Once there was a science-fiction multimedia phenomenon – TV, audio adventures (a radio show), comics, books, toys, and more. It was almost certainly an influence on the original Star Trek and it was partly inspired by a novel by one of the biggest names in science-fiction.
You’ve probably never heard of it.
Tom Corbett, Space Cadet began as a television series in 1950, developed by Joseph Greene over a period of a few years and owing a debt to Robert A. Heinlein’s 1948 novel Space Cadet. The series centred on the adventures of three Space Cadets training to join the Solar Guard: natural born leader Tom Corbett, sarcastic but intelligent Roger Manning, and enthusiastic, emotional engineer Astro, crew of the Solar Guard cadet ship Polaris. Other regular characters included the Space Academy’s Captain Steve Strong, Doctor Joan Dale, and Commander Arkwright. The TV show was produced live on a series of television networks, often managing surprising effects given the constraints the show operated under, but more often demonstrating the weaknesses of early television. The acting was inconsistent, the sets limited, and the show generally couldn’t live up to its ambitions. It was just too early in the development of TV as a medium to successfully pull off space opera adventures.
Fortunately, the show’s tie-ins didn’t suffer from those limitations, though each had limitations of its own. The comic books were, like many of the TV episodes, solidly aimed at young children. The newspaper comic strip was a definite improvement, combining the 1950s adventure comic strip style with science-fiction. The radio series from 1952 benefited from listener imagination providing the necessary visuals. Arguably the strongest form of the series, though, was the tie-in novel line.
In the 1950s Grosset & Dunlap had been one of the dominant publishers of books for younger readers for decades, having introduced such popular characters as the Hardy Boys, Nancy Drew, and Tom Swift. They licenced Tom Corbett for a series of eight novels by Carey Rockwell (apparently a pseudonym) published from 1952 through 1956. The books drew on elements from the other formats of the show but occasionally went in their own direction. In the 1950s, no-one worried about canon.
The books are undeniably dated by modern standards, with the cadets all being white male American boys who don’t cuss and look forward to exciting lives of adventure and heroism. Roger is somewhat cynical compared to the other characters, but in general the tone of the books and the characters is consistently earnest. And as science-fiction goes, this is old pulp stuff, with Venus and Mars being hostile but hospitable and no sign of the computer and communications revolutions to come. But it’s fun space adventure with some of the same kinds of storylines (albeit simpler) about living away at school that you’d find in the Harry Potter books. The main characters face Academy rivalries, play sports, get into trouble, and bond as a team.
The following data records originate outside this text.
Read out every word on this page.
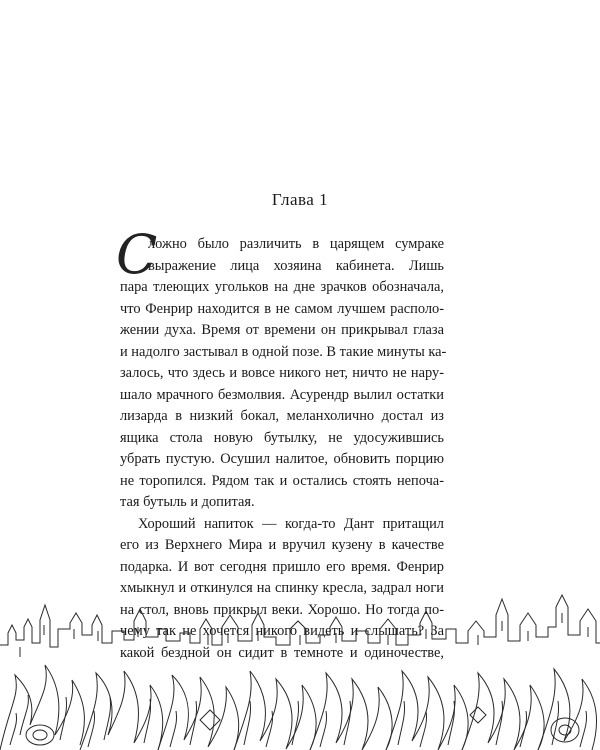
Глава 1
С
ложно было различить в царящем сумраке
выражение лица хозяина кабинета. Лишь
пара тлеющих угольков на дне зрачков обозначала,
что Фенрир находится в не самом лучшем располо-
жении духа. Время от времени он прикрывал глаза
и надолго застывал в одной позе. В такие минуты ка-
залось, что здесь и вовсе никого нет, ничто не нару-
шало мрачного безмолвия. Асурендр вылил остатки
лизарда в низкий бокал, меланхолично достал из
ящика стола новую бутылку, не удосужившись
убрать пустую. Осушил налитое, обновить порцию
не торопился. Рядом так и остались стоять непоча-
тая бутыль и допитая.
Хороший напиток — когда-то Дант притащил
его из Верхнего Мира и вручил кузену в качестве
подарка. И вот сегодня пришло его время. Фенрир
хмыкнул и откинулся на спинку кресла, задрал ноги
на стол, вновь прикрыл веки. Хорошо. Но тогда по-
чему так не хочется никого видеть и слышать? За
какой бездной он сидит в темноте и одиночестве,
There are some foreshadowings of Star Trek. The Solar Guard and Space Academy are clear precursors to Starfleet and Starfleet Academy. The Solar Guard’s nonlethal paralo-ray guns are similar to phasers on stun. Even more telling is a scene from the first novel, Stand By for Mars, in which Strong and Dale discuss the importance of blending the Polaris unit’s combination of “brains, experience, and knowledge” – the very different personalities of Roger, Astro, and Tom – in a way that will remind any Star Trek fan of the Spock/McCoy/Kirk dynamic.
Fans of Robert A. Heinlein’s juvenile SF novels of the 1950s will also find a lot to enjoy here, though these books are simpler and have fewer ethical dilemmas. There are a lot of similarities especially between Heinlein’s Space Cadet and Stand By for Mars, with a number of character and plot elements being echoed. In Yvonne Fern’s book Gene Roddenberry: The Final Conversation, Roddenberry cites Heinlein’s Space Cadet as a key influence on the creation of Star Trek. Others have seen Corbett as an influence, suggesting that a combination of Tom Corbett and the classic movie Forbidden Planet would look a lot like the original Star Trek.
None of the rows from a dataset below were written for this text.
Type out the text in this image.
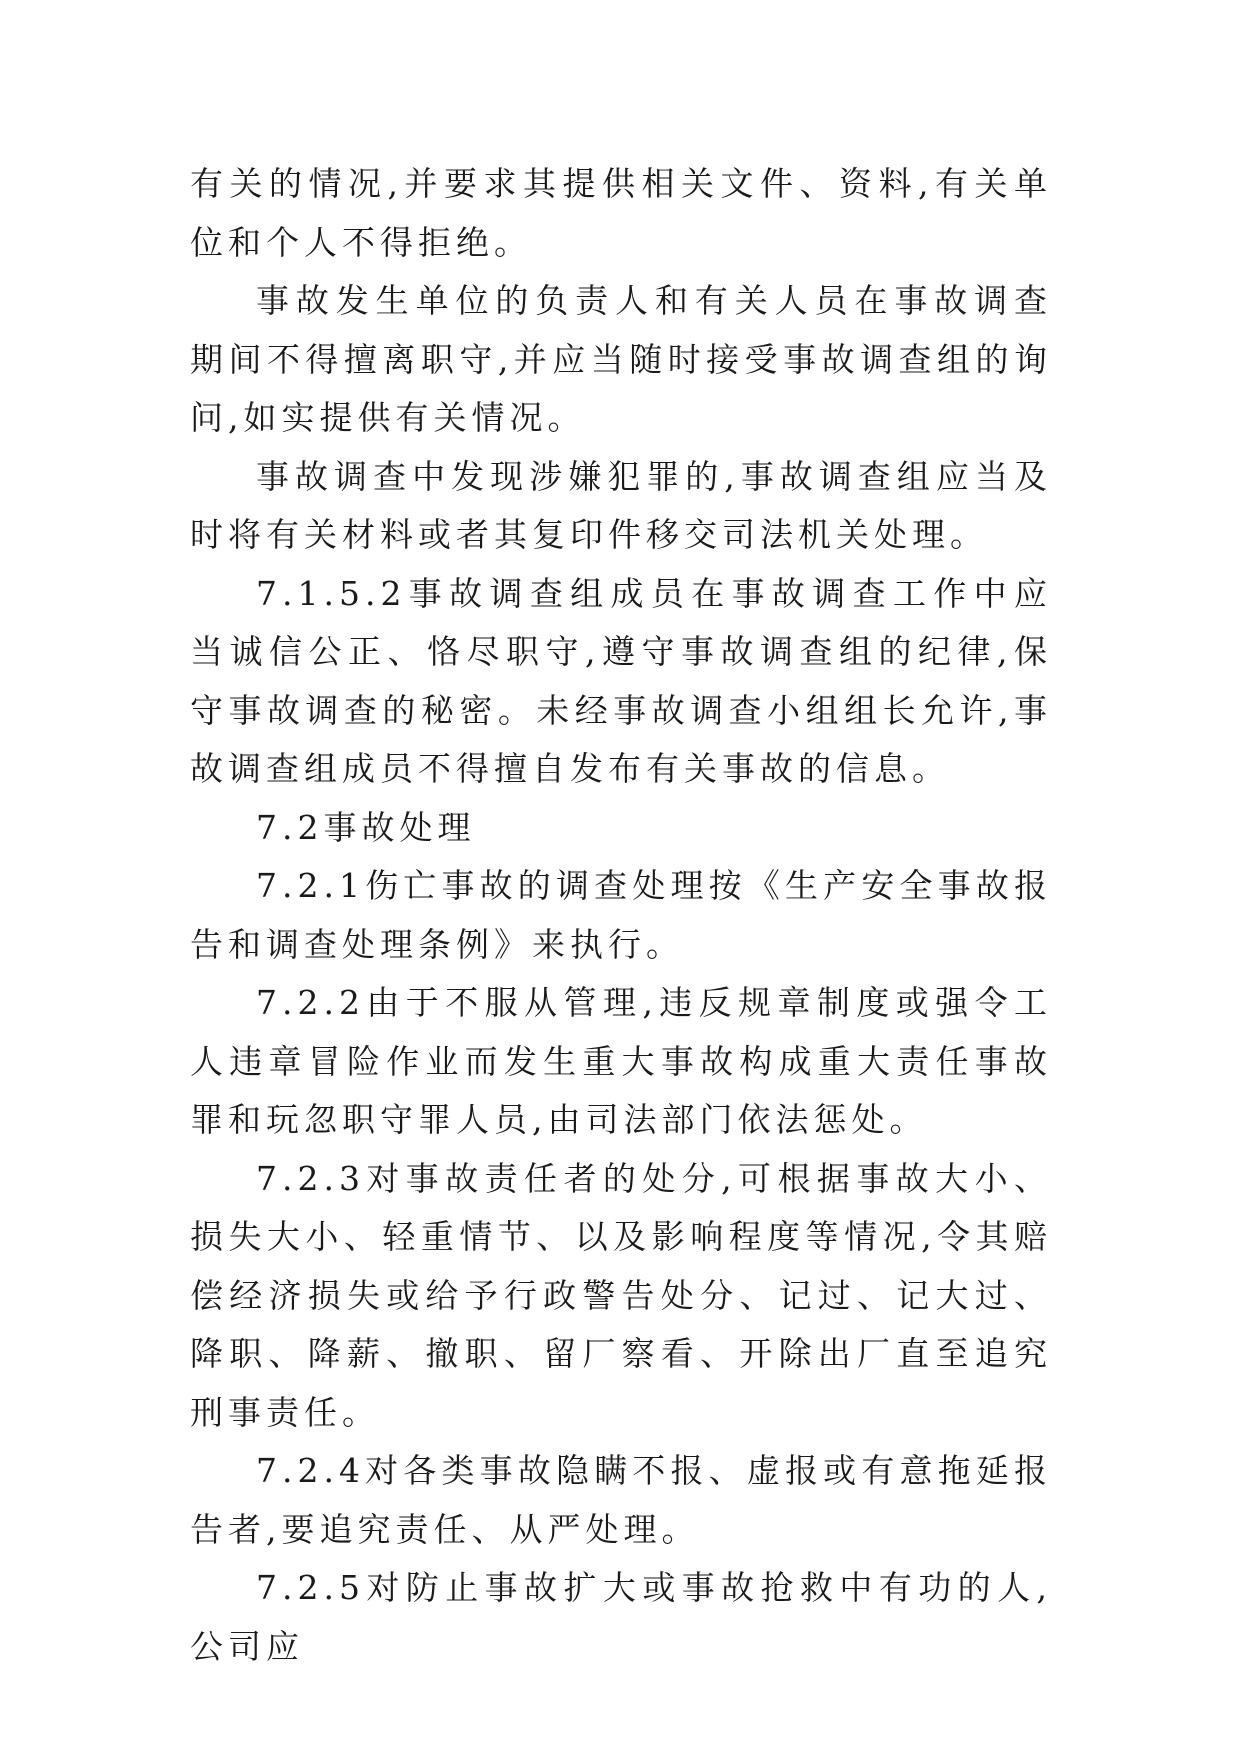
有关的情况,并要求其提供相关文件、资料,有关单位和个人不得拒绝。

事故发生单位的负责人和有关人员在事故调查期间不得擅离职守,并应当随时接受事故调查组的询问,如实提供有关情况。

事故调查中发现涉嫌犯罪的,事故调查组应当及时将有关材料或者其复印件移交司法机关处理。

7.1.5.2事故调查组成员在事故调查工作中应当诚信公正、恪尽职守,遵守事故调查组的纪律,保守事故调查的秘密。未经事故调查小组组长允许,事故调查组成员不得擅自发布有关事故的信息。

7.2事故处理

7.2.1伤亡事故的调查处理按《生产安全事故报告和调查处理条例》来执行。

7.2.2由于不服从管理,违反规章制度或强令工人违章冒险作业而发生重大事故构成重大责任事故罪和玩忽职守罪人员,由司法部门依法惩处。

7.2.3对事故责任者的处分,可根据事故大小、损失大小、轻重情节、以及影响程度等情况,令其赔偿经济损失或给予行政警告处分、记过、记大过、降职、降薪、撤职、留厂察看、开除出厂直至追究刑事责任。

7.2.4对各类事故隐瞒不报、虚报或有意拖延报告者,要追究责任、从严处理。

7.2.5对防止事故扩大或事故抢救中有功的人,公司应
But you don’t have to focus on its place in history or its influences or the influence Tom Corbett, Space Cadet had on other series. It’s good clean fun in its own right. It’s also apparently in the public domain now, so it’s easy to find the novels online (for example, at Project Gutenberg) as well as the comic strips, comics, radio episodes, and a few TV episodes (try YouTube or the Internet Archive). If you want to know more, spend some time at the longest running Tom Corbett website, www.solarguard.com/tchome.htm.
Oh, and at all costs avoid the recent Bluewater Comics revival of Tom Corbett, Space Cadet. They’ve used the name for what little brand recognition it still has; the stories and characters are otherwise unrecognisable, without being enjoyable in their own right.